Picture a leader. Do you see a woman? If not, you aren’t alone. A recent study published in the Academy of Management Journal confirms that getting recognized as a leader is more difficult for women than for men.
Yet, history is filled with women who defied the norms like the four women below who persisted in claiming their leadership role – though you may have never heard of them.
1. Victoria Woodhull, First Woman to Run for President (among other firsts). Victoria Woodhull was a leader of the women’s suffrage movement. She was the first woman to own a brokerage firm, Woodhull, Claflin & Co., on Wall Street, the first woman to start a weekly newspaper, and an activist for women’s rights and labor reform. At her peak of political activity in the early 1870s, Woodhull is best known as the first woman candidate for the United States presidency, which she ran for in 1872 for the Equal Rights Party, supporting women’s suffrage and equal rights.
“I shall not change my course because those who assume to be better than I desire it.”
2. Elizabeth Jennings, Sued a Railroad Company for Segregation (and won). A little over 100 years before Rosa Parks took a stand by sitting on a Montgomery, Alabama, bus, Jennings, a young African-American schoolteacher, struck her own blow for justice after she was forcibly thrown off a segregated streetcar in lower Manhattan. Jennings teamed up with future president of the United States Chester Arthur to sue the Third Avenue Railroad Company, paving the way for integrated transportation in New York.

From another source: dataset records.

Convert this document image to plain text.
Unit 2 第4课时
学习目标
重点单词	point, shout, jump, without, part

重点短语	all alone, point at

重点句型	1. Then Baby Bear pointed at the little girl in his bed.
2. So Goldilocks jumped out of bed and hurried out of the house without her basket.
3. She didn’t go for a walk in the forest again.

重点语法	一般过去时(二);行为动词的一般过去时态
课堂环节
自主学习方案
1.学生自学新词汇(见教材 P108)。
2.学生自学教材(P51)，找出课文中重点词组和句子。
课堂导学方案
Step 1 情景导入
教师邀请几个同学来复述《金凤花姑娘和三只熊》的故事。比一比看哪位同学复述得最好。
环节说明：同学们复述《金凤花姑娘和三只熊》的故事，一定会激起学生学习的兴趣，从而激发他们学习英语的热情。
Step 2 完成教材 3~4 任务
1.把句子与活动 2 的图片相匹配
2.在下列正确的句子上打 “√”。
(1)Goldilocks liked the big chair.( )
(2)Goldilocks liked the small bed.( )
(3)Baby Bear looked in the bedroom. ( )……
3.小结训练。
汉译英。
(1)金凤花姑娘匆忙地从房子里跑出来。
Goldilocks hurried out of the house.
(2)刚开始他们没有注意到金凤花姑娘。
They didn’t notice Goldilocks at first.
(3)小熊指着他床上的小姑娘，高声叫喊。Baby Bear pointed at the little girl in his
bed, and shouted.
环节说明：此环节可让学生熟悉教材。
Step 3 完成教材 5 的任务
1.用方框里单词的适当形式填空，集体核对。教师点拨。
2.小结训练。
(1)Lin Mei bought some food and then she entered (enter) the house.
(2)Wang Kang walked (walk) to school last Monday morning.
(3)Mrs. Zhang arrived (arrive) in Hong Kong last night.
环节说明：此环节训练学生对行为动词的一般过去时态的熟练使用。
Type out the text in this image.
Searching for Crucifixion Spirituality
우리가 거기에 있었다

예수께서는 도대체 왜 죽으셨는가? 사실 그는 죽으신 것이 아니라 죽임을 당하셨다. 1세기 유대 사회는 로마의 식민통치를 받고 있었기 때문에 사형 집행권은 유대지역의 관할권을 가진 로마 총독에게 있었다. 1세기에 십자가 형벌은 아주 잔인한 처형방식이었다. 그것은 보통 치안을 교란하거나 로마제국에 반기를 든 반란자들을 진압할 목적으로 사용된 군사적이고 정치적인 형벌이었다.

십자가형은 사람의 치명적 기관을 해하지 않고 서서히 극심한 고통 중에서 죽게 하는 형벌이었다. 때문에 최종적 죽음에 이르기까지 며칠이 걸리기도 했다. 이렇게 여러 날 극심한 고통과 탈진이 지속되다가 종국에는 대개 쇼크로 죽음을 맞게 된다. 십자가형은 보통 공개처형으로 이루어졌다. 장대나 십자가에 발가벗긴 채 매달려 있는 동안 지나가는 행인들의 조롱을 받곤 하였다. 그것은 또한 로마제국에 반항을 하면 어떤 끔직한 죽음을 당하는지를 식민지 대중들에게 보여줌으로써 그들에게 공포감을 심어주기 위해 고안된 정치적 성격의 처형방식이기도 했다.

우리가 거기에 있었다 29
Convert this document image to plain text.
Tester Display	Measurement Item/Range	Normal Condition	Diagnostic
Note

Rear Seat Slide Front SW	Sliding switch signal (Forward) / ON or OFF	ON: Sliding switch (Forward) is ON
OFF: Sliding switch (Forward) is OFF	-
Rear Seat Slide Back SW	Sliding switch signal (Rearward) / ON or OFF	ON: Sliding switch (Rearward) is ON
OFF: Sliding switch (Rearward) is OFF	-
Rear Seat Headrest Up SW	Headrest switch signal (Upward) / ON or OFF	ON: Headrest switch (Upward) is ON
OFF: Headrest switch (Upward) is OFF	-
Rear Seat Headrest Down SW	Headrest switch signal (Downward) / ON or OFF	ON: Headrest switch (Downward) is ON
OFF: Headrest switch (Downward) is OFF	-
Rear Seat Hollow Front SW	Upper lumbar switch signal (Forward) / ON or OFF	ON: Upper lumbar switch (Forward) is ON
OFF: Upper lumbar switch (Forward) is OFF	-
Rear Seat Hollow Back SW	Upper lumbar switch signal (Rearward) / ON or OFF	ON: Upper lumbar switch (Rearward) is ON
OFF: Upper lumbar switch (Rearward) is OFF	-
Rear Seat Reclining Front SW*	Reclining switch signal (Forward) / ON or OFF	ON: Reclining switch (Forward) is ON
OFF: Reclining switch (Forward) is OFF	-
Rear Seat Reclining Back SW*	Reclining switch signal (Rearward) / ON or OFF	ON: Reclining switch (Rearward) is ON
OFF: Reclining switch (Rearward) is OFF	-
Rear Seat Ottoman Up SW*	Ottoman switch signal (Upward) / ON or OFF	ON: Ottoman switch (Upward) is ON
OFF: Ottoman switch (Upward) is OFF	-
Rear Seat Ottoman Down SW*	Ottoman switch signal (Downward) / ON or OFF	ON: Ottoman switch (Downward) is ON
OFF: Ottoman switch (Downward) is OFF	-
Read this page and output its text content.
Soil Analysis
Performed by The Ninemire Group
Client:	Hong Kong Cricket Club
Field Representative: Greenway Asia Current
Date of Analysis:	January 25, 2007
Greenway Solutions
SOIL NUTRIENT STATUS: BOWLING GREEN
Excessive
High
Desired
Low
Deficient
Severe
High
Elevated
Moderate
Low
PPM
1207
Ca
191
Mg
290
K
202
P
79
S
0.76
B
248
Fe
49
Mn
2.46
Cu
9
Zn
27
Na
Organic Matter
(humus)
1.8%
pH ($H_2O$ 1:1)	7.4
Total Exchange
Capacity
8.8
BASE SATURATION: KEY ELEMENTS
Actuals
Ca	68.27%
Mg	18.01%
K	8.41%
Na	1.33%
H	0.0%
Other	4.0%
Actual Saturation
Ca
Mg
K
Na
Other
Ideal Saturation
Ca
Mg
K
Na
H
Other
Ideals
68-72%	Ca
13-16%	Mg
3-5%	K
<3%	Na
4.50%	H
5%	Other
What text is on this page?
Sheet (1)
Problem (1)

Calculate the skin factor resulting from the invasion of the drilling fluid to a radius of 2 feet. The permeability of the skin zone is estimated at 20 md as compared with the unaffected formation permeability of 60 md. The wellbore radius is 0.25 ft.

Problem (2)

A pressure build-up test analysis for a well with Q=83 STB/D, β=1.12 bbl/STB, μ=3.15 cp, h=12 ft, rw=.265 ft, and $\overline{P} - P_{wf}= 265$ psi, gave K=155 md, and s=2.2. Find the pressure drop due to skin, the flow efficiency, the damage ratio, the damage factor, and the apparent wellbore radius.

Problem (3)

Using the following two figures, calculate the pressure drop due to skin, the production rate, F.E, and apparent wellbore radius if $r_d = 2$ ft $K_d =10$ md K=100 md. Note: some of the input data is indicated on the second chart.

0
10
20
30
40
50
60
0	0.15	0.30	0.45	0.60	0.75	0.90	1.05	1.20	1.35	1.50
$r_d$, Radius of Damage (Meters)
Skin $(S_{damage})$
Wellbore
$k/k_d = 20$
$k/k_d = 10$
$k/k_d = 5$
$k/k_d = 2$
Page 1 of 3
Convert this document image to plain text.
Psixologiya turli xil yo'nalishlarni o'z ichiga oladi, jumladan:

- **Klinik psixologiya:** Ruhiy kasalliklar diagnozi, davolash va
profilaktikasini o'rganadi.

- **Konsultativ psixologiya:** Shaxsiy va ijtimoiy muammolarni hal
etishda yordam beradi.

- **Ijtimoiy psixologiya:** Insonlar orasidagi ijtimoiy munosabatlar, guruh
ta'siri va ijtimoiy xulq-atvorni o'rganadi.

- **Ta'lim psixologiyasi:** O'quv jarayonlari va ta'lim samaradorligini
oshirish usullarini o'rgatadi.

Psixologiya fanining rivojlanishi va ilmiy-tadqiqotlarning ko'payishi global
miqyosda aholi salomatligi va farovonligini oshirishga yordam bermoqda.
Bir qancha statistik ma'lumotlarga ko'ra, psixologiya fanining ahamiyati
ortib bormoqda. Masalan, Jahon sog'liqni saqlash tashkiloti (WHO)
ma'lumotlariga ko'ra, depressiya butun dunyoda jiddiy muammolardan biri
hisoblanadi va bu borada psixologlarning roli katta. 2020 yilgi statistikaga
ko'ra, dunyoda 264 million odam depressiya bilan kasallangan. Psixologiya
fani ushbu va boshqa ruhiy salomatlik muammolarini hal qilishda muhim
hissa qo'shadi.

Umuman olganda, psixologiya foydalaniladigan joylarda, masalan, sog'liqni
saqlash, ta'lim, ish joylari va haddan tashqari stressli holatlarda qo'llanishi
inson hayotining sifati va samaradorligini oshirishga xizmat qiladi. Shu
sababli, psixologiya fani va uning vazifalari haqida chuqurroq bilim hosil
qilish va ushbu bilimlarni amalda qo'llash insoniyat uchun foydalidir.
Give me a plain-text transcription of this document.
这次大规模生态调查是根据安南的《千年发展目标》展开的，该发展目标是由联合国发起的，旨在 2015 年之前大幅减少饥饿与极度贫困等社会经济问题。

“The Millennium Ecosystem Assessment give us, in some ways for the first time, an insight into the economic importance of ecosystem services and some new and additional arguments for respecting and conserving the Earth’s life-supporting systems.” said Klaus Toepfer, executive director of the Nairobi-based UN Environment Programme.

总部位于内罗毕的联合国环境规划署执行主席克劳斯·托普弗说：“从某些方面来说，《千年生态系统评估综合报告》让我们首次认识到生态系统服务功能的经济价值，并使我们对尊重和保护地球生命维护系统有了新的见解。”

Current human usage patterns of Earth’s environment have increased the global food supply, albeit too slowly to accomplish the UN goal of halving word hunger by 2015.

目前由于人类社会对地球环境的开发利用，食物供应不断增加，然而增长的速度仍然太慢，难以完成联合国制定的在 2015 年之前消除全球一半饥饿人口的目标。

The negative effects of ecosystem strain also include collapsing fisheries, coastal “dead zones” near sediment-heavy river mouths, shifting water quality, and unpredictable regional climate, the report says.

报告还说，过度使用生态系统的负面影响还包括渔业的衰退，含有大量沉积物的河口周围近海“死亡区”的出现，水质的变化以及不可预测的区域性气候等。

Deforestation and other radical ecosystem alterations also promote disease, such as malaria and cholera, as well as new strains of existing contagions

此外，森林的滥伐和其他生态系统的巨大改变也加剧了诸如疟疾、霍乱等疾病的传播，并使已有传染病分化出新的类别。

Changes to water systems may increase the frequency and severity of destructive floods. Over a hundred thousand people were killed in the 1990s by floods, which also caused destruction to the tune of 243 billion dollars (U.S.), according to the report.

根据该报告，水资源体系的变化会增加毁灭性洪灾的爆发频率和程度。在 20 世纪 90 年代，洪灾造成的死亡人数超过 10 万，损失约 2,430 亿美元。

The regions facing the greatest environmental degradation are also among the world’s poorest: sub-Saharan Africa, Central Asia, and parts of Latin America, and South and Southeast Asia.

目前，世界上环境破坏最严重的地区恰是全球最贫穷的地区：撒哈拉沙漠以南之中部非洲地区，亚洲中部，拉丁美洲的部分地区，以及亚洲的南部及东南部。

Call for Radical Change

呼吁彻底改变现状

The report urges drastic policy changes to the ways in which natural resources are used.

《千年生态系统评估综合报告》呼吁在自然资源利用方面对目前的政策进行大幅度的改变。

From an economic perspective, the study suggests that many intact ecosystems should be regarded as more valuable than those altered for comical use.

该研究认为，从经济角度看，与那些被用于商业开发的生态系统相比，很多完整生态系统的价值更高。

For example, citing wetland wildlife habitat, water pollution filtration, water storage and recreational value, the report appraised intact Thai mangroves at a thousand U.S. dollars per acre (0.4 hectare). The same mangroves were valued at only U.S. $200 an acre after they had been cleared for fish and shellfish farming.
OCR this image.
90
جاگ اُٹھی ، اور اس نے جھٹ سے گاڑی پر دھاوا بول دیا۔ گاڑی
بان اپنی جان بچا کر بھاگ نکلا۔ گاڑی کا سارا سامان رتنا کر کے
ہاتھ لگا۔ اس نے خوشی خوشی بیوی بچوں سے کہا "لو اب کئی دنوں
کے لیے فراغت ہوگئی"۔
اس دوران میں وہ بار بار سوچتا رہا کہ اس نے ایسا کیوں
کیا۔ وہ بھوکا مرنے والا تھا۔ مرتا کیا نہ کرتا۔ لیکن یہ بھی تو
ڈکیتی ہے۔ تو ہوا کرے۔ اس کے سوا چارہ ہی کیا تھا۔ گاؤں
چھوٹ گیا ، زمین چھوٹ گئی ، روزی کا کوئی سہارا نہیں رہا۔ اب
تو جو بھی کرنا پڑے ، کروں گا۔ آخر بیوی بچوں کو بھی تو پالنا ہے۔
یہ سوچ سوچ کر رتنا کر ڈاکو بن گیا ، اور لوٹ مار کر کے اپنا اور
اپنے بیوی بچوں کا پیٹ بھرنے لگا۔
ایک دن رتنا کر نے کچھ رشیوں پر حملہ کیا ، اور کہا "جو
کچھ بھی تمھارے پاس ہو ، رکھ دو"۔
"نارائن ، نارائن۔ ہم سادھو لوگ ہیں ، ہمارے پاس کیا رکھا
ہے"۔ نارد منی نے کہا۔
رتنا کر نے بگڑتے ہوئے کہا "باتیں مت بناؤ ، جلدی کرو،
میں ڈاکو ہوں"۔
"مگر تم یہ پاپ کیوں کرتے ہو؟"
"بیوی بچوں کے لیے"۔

“Ladies wear a lot of hats, and they deserve this.” (Note the double entendre.)
3. Lois Weber, First American Woman to Direct a Feature-Length Film. An innovative visual storyteller whose films tackled social issues, Weber was also one of the most respected and highest paid filmmakers in the industry. Her name was routinely mentioned alongside that of D. W. Griffith and Cecil B. DeMille as one of the top talents in Hollywood. In 1916, she was the first and only woman elected to the Motion Picture Directors Association, a solitary honor she would retain for decades.
” I like to direct, because I believe a woman, more or less intuitively, brings out many of the emotions that are rarely expressed on the screen. I may miss what some of the men get, but I will get other effects that they never thought of.”
4. Kathrine Switzer, First Woman to Run the Boston Marathon (and fight off a race official on the route). In 1967, Kathrine Switzer was the first woman to officially run what was then the all-male Boston Marathon, infuriating one of the event’s directors who attempted to violently eject her. In one of the most iconic sports moments, Switzer escaped and finished the race. She made history then and has continued to run the race with No. 261 emblazoned on her shirt nearly every year since, including last year at age 71.
Life is for participating, not for spectating.
To close with a quote from Shirley Chisolm,
“Tremendous amounts of talent are lost to our society just because that talent wears a skirt.”
Question: What women have you known who have changed the world despite the odds?